チームの性格は?
今回の予選に向けては、2015年に入ってからボスニア・ヘルツェゴビナ生まれのドイツ人監督スラヴェン・スケレジッチ氏をFSVフランクフルトのユースから引き抜き、準備を進めてきた。
余談であるが、南アジア選手権優勝に導いた英雄的な監督ムハンマド・ユースフ・カルガール氏が今年1月に暴漢の襲撃を受け、ナイフで複数回刺されるという事件に遭遇したことが話題になったが、無事一命を取り留めて連盟の仕事に復帰している。
Breaking: M. Yousef Kargar, #Afgh Footb. National Team Head Coach, was stabbed. He is admitted to the hos. @TOLOnews pic.twitter.com/4CxZo3mSod
— Rateb Noori (@RatebNoori) 2015, 1月 11
アフガニスタンのこの1、2年でもっとも大きな変化は、さらに海外生まれの選手が増加したということだ。2011~2013年あたりでは半数以上国内の選手が入っていたが、今回の予選では5~6人がいいところだ。
現在のチームの主力のほとんどはドイツ、オランダの下部リーグでプレーしている選手だ。そこに国内の選手やオーストラリア、北欧、ロシア、アメリカなどにいる者が少数加わっている。先日はかつてドルトムントで香川真司の同僚だったオーストラリアU-23代表MFムスタファ・アミニにアプローチしたが、断られたようだ。
これによって何がもたらされているかと言えば、やはり戦術面の安定だ。
以前のアフガニスタンはかなり無鉄砲なチームであり、ぶつかって、蹴って、走って、仕掛けてということを繰り返し、勢いばかりが目立つという性格があった。

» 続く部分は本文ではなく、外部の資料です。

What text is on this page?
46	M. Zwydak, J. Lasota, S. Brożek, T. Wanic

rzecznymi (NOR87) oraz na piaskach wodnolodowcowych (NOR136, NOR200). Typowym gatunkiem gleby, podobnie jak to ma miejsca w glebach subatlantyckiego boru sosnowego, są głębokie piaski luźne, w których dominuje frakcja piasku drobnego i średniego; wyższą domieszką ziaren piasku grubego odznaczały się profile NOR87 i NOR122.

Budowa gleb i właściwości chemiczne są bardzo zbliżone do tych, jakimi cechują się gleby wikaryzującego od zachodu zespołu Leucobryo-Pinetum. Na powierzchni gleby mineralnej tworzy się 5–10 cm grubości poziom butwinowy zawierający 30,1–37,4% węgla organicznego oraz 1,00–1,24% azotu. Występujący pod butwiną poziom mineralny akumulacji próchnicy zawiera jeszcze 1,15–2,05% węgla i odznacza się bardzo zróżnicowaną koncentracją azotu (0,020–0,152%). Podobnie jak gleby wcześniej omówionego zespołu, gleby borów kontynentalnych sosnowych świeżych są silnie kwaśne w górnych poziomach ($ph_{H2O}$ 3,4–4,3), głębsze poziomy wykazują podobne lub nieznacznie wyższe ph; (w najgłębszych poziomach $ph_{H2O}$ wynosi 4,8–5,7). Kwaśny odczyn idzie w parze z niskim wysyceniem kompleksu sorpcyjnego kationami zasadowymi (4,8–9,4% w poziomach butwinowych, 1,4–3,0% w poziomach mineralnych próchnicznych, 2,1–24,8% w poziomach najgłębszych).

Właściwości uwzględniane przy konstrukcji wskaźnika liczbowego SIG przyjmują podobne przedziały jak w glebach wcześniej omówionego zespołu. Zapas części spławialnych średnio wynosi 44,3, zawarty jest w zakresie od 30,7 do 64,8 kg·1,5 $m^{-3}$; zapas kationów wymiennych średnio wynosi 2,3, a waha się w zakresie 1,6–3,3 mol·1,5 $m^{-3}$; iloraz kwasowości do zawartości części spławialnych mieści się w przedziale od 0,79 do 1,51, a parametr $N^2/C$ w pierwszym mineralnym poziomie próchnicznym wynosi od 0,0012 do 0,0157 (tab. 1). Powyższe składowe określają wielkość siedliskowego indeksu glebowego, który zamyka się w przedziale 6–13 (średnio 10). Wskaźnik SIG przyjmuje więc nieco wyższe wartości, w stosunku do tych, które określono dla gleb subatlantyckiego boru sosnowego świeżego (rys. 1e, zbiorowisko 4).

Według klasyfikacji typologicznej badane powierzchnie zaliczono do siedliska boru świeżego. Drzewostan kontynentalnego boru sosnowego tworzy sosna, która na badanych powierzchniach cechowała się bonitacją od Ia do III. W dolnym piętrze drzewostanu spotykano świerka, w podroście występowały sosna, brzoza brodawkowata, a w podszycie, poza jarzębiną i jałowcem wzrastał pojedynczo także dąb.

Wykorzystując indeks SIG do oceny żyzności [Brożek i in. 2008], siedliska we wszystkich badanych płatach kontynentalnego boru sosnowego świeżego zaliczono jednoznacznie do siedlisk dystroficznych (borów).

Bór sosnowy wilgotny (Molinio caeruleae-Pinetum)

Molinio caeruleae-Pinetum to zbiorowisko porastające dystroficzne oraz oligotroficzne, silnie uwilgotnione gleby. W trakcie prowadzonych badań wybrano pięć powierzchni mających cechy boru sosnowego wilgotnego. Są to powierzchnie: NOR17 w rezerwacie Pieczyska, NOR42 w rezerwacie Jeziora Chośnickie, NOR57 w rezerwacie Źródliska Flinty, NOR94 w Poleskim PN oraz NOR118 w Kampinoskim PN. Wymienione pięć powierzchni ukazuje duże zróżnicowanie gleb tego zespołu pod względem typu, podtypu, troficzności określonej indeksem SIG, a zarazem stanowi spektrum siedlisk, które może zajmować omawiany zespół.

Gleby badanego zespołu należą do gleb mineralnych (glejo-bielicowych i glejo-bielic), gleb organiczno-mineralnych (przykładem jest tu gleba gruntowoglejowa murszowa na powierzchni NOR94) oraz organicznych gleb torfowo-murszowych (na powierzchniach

それがこのところは守備での稚拙なミスも少なくなり、組織を組むことも可能になり、ポストプレーも出来るようになった。今スケレジッチ監督は時に3バックと4バックの中間のようなポジショニングをさせるシステムを作っているが、かつての彼らならまず使いこなせなかっただろう。

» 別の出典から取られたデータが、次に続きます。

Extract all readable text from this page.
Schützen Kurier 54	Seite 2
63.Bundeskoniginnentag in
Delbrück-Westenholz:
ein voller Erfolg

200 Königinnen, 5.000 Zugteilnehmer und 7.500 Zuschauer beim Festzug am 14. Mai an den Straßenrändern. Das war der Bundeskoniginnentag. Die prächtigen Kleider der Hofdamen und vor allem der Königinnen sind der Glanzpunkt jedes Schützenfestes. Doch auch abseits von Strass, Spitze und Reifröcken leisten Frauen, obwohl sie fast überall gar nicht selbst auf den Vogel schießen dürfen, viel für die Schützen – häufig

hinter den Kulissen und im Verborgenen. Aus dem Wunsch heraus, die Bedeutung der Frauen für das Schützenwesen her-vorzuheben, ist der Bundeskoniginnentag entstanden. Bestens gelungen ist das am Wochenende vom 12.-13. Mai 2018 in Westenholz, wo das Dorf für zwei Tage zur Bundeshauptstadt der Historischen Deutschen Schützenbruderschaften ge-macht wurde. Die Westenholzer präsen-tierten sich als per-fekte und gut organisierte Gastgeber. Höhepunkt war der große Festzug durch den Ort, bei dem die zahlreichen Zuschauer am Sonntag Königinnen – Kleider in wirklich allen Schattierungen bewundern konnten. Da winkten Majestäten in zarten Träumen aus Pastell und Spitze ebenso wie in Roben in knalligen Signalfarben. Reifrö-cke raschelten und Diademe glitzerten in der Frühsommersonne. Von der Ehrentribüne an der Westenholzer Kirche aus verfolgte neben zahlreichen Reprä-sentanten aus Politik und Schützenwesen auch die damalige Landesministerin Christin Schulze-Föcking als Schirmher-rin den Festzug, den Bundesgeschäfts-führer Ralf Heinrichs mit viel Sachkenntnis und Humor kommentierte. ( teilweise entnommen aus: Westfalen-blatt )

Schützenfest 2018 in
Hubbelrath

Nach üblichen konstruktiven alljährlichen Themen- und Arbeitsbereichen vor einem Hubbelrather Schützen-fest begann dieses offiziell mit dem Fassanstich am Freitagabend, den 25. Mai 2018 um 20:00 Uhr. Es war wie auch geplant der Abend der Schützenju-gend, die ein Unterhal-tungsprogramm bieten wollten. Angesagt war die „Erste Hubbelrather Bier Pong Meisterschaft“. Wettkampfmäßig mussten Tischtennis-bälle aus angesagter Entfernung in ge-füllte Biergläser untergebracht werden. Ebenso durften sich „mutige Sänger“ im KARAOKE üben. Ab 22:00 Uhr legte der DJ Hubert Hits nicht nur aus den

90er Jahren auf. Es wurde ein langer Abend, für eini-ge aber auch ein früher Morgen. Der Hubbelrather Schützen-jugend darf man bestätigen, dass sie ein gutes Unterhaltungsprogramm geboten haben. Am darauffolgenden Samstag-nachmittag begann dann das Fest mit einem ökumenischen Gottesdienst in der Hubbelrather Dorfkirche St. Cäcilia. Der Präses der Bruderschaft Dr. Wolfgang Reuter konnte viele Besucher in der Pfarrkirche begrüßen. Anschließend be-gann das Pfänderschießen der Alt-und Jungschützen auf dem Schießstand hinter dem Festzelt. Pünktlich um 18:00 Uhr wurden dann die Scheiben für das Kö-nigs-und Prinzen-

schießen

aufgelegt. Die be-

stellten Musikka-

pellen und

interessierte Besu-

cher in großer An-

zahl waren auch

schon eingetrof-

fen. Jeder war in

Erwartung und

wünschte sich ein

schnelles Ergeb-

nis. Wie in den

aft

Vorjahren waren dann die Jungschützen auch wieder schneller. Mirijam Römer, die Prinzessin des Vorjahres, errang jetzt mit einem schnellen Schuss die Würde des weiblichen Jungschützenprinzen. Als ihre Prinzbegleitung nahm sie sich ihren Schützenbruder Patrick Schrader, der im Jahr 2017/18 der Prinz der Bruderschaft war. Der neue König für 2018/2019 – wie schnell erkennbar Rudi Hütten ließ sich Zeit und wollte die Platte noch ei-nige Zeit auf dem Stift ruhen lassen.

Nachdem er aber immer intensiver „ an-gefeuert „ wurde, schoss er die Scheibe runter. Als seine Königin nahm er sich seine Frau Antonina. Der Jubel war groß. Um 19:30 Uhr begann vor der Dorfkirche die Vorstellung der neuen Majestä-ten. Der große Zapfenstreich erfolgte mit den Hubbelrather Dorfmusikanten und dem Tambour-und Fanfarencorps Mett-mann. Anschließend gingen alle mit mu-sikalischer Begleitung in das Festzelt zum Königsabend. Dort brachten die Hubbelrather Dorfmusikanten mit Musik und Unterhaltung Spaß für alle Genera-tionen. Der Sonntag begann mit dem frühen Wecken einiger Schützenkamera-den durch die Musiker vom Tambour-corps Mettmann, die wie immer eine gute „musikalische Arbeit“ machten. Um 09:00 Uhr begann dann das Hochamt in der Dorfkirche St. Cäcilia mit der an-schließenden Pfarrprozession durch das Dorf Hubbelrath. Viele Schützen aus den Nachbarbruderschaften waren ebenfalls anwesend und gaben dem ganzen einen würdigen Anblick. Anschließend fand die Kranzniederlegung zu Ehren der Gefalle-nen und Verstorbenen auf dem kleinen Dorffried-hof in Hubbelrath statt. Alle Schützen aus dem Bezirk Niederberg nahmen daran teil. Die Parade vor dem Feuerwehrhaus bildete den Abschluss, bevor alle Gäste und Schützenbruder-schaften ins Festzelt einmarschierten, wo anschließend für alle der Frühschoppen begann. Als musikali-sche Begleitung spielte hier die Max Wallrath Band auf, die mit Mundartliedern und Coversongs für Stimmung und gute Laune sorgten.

ただ、反面勢いという点では落ちており、良くも悪くも普通のチームになったなと感じることもある。個人的にはかつての魂だけで戦っているチームが好みだったが……。
日本が対戦することを考えれば、『Bild』にスケレジッチ監督が語ったコメント、『我々が日本と10回戦えば、明らかに9回は負けるだろう。しかしその残りの1に期待したい』が現実的である。

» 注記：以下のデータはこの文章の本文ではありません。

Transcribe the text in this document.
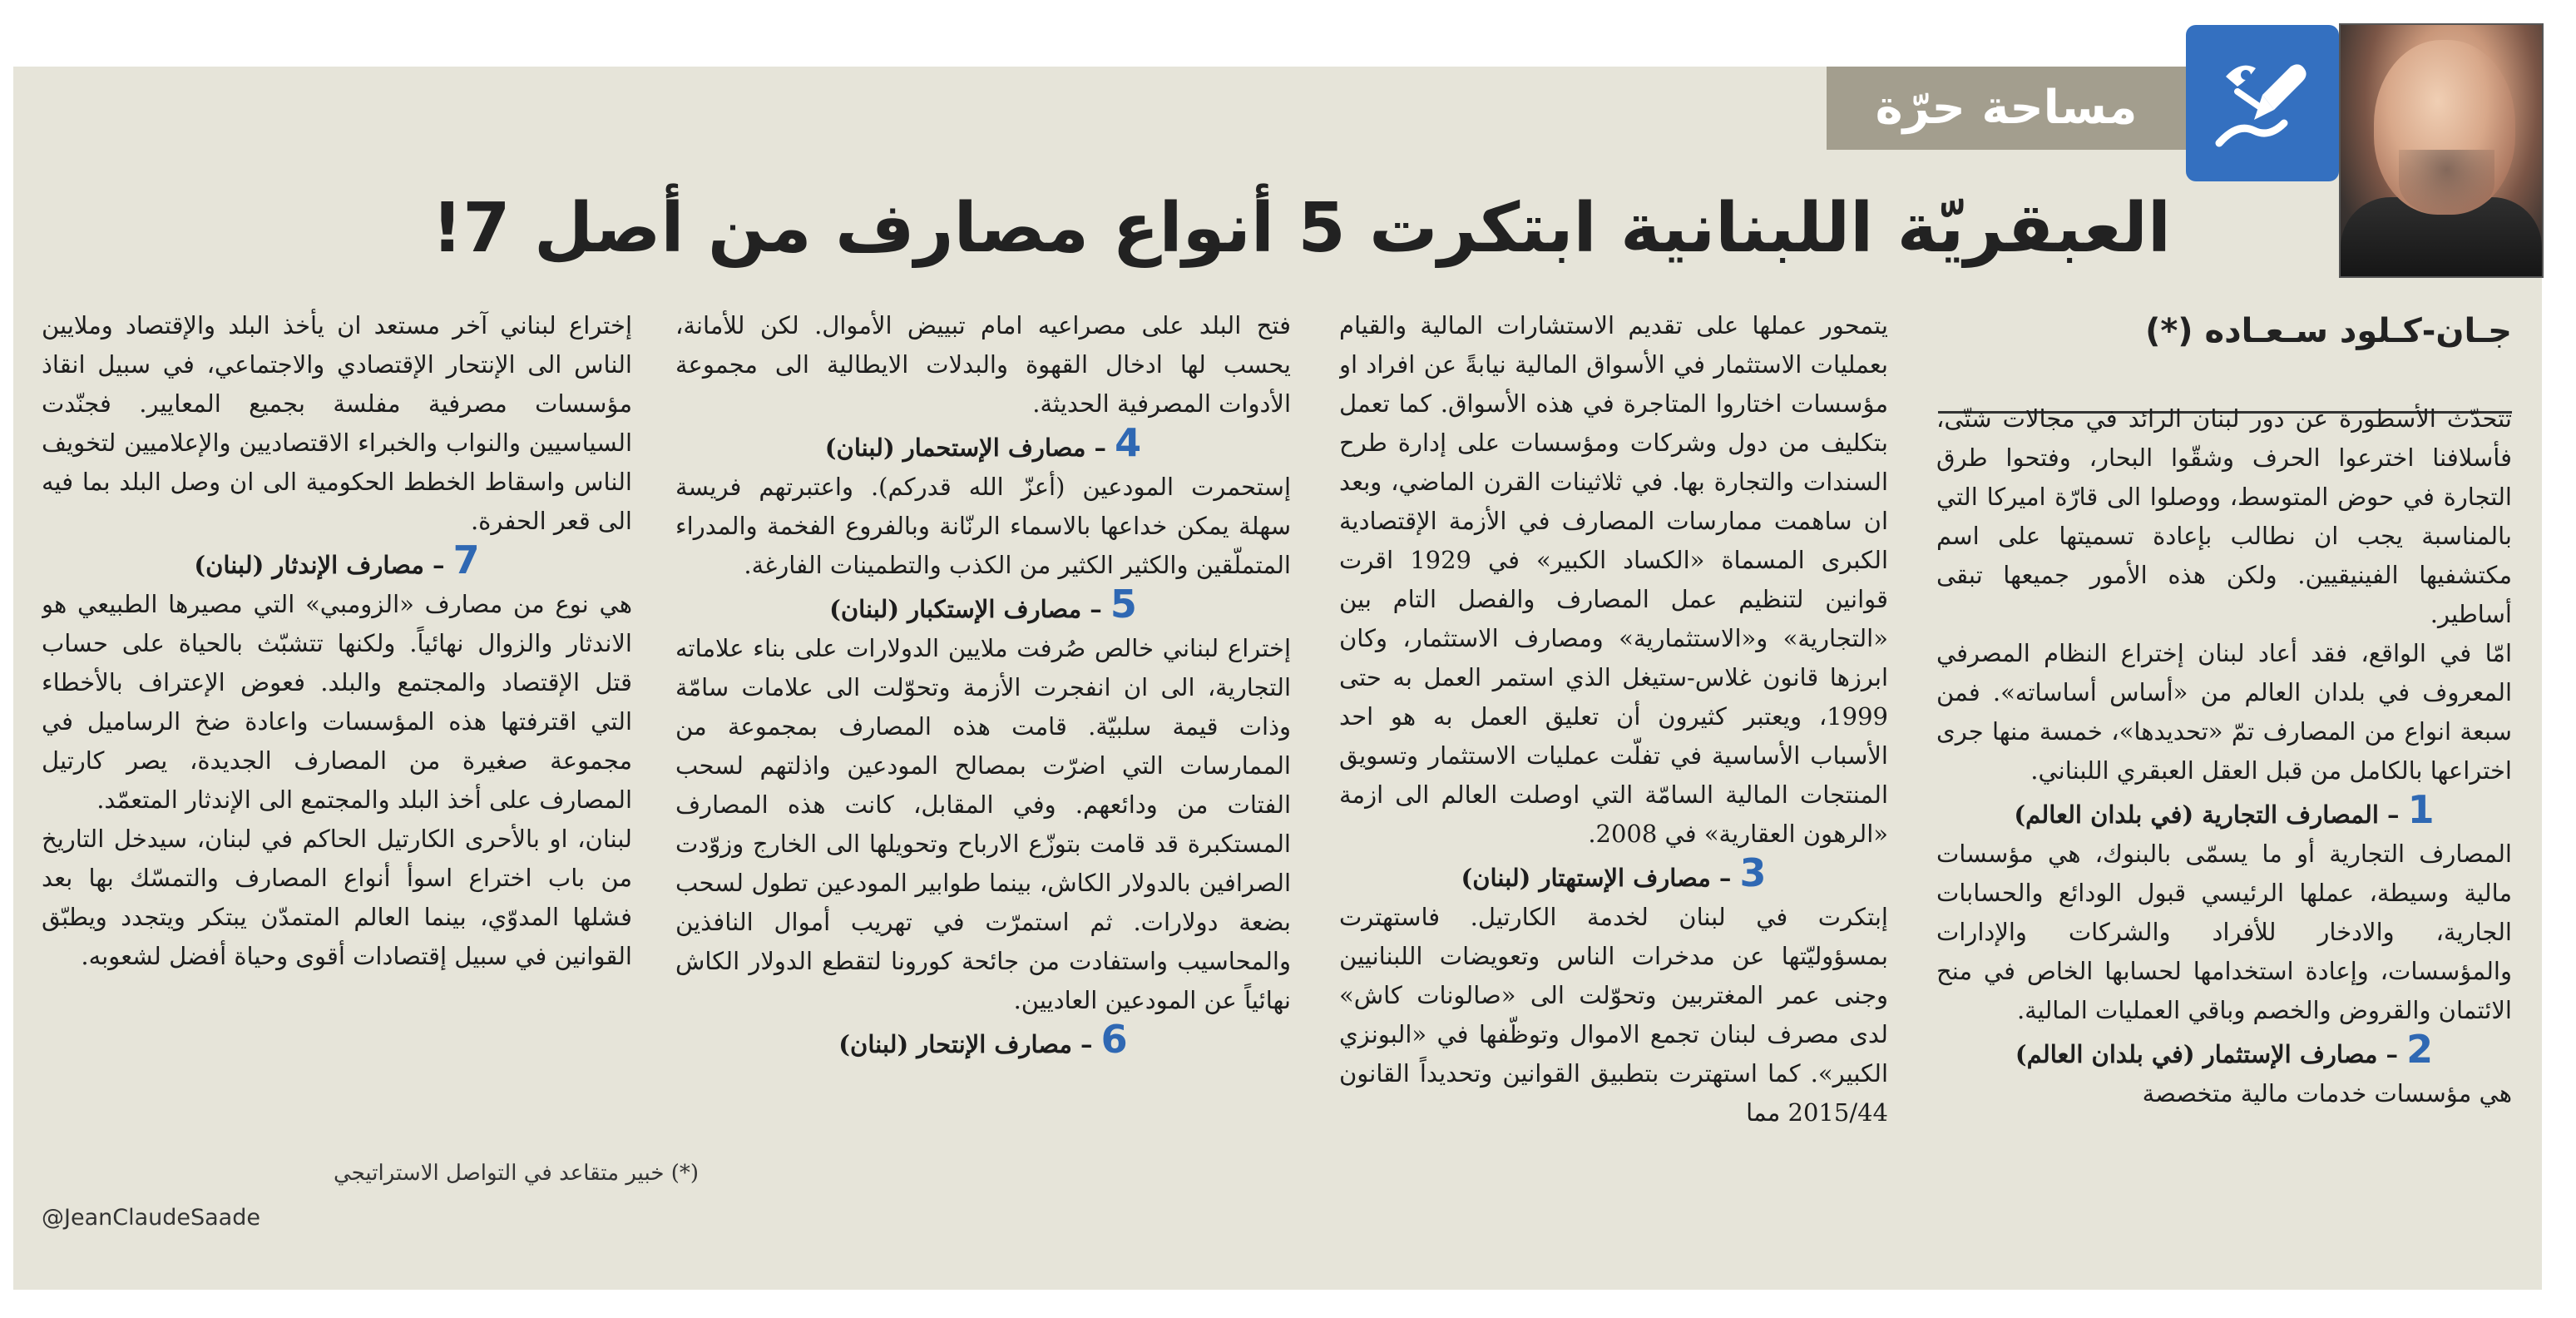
مساحة حرّة
العبقريّة اللبنانية ابتكرت 5 أنواع مصارف من أصل 7!
جـان-كـلود سـعـاده (*)

تتحدّث الأسطورة عن دور لبنان الرائد في مجالات شتّى، فأسلافنا اخترعوا الحرف وشقّوا البحار، وفتحوا طرق التجارة في حوض المتوسط، ووصلوا الى قارّة اميركا التي بالمناسبة يجب ان نطالب بإعادة تسميتها على اسم مكتشفيها الفينيقيين. ولكن هذه الأمور جميعها تبقى أساطير.

امّا في الواقع، فقد أعاد لبنان إختراع النظام المصرفي المعروف في بلدان العالم من «أساس أساساته». فمن سبعة انواع من المصارف تمّ «تحديدها»، خمسة منها جرى اختراعها بالكامل من قبل العقل العبقري اللبناني.

1 – المصارف التجارية (في بلدان العالم)

المصارف التجارية أو ما يسمّى بالبنوك، هي مؤسسات مالية وسيطة، عملها الرئيسي قبول الودائع والحسابات الجارية، والادخار للأفراد والشركات والإدارات والمؤسسات، وإعادة استخدامها لحسابها الخاص في منح الائتمان والقروض والخصم وباقي العمليات المالية.

2 – مصارف الإستثمار (في بلدان العالم)

هي مؤسسات خدمات مالية متخصصة

يتمحور عملها على تقديم الاستشارات المالية والقيام بعمليات الاستثمار في الأسواق المالية نيابةً عن افراد او مؤسسات اختاروا المتاجرة في هذه الأسواق. كما تعمل بتكليف من دول وشركات ومؤسسات على إدارة طرح السندات والتجارة بها. في ثلاثينات القرن الماضي، وبعد ان ساهمت ممارسات المصارف في الأزمة الإقتصادية الكبرى المسماة «الكساد الكبير» في 1929 اقرت قوانين لتنظيم عمل المصارف والفصل التام بين «التجارية» و«الاستثمارية» ومصارف الاستثمار، وكان ابرزها قانون غلاس-ستيغل الذي استمر العمل به حتى 1999، ويعتبر كثيرون أن تعليق العمل به هو احد الأسباب الأساسية في تفلّت عمليات الاستثمار وتسويق المنتجات المالية السامّة التي اوصلت العالم الى ازمة «الرهون العقارية» في 2008.

3 – مصارف الإستهتار (لبنان)

إبتكرت في لبنان لخدمة الكارتيل. فاستهترت بمسؤوليّتها عن مدخرات الناس وتعويضات اللبنانيين وجنى عمر المغتربين وتحوّلت الى «صالونات كاش» لدى مصرف لبنان تجمع الاموال وتوظّفها في «البونزي الكبير». كما استهترت بتطبيق القوانين وتحديداً القانون 2015/44 مما

فتح البلد على مصراعيه امام تبييض الأموال. لكن للأمانة، يحسب لها ادخال القهوة والبدلات الايطالية الى مجموعة الأدوات المصرفية الحديثة.

4 – مصارف الإستحمار (لبنان)

إستحمرت المودعين (أعزّ الله قدركم). واعتبرتهم فريسة سهلة يمكن خداعها بالاسماء الرنّانة وبالفروع الفخمة والمدراء المتملّقين والكثير الكثير من الكذب والتطمينات الفارغة.

5 – مصارف الإستكبار (لبنان)

إختراع لبناني خالص صُرفت ملايين الدولارات على بناء علاماته التجارية، الى ان انفجرت الأزمة وتحوّلت الى علامات سامّة وذات قيمة سلبيّة. قامت هذه المصارف بمجموعة من الممارسات التي اضرّت بمصالح المودعين واذلتهم لسحب الفتات من ودائعهم. وفي المقابل، كانت هذه المصارف المستكبرة قد قامت بتوزّع الارباح وتحويلها الى الخارج وزوّدت الصرافين بالدولار الكاش، بينما طوابير المودعين تطول لسحب بضعة دولارات. ثم استمرّت في تهريب أموال النافذين والمحاسيب واستفادت من جائحة كورونا لتقطع الدولار الكاش نهائياً عن المودعين العاديين.

6 – مصارف الإنتحار (لبنان)

إختراع لبناني آخر مستعد ان يأخذ البلد والإقتصاد وملايين الناس الى الإنتحار الإقتصادي والاجتماعي، في سبيل انقاذ مؤسسات مصرفية مفلسة بجميع المعايير. فجنّدت السياسيين والنواب والخبراء الاقتصاديين والإعلاميين لتخويف الناس واسقاط الخطط الحكومية الى ان وصل البلد بما فيه الى قعر الحفرة.

7 – مصارف الإندثار (لبنان)

هي نوع من مصارف «الزومبي» التي مصيرها الطبيعي هو الاندثار والزوال نهائياً. ولكنها تتشبّث بالحياة على حساب قتل الإقتصاد والمجتمع والبلد. فعوض الإعتراف بالأخطاء التي اقترفتها هذه المؤسسات واعادة ضخ الرساميل في مجموعة صغيرة من المصارف الجديدة، يصر كارتيل المصارف على أخذ البلد والمجتمع الى الإندثار المتعمّد.

لبنان، او بالأحرى الكارتيل الحاكم في لبنان، سيدخل التاريخ من باب اختراع اسوأ أنواع المصارف والتمسّك بها بعد فشلها المدوّي، بينما العالم المتمدّن يبتكر ويتجدد ويطبّق القوانين في سبيل إقتصادات أقوى وحياة أفضل لشعوبه.

(*) خبير متقاعد في التواصل الاستراتيجي
@JeanClaudeSaade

アフガニスタンはテロの危険性からホームゲームを行うことが出来ず、中立地のテヘランでの開催となる。それはもちろん我々にとっての追い風である。
日本がまだ重苦しい空気に包まれる中、ここでその『10分の1』に当たってしまえば、やはりハリルジャパンの未来はなくなってしまうかもしれない。なんとか勝利をもぎ取って欲しいところだ。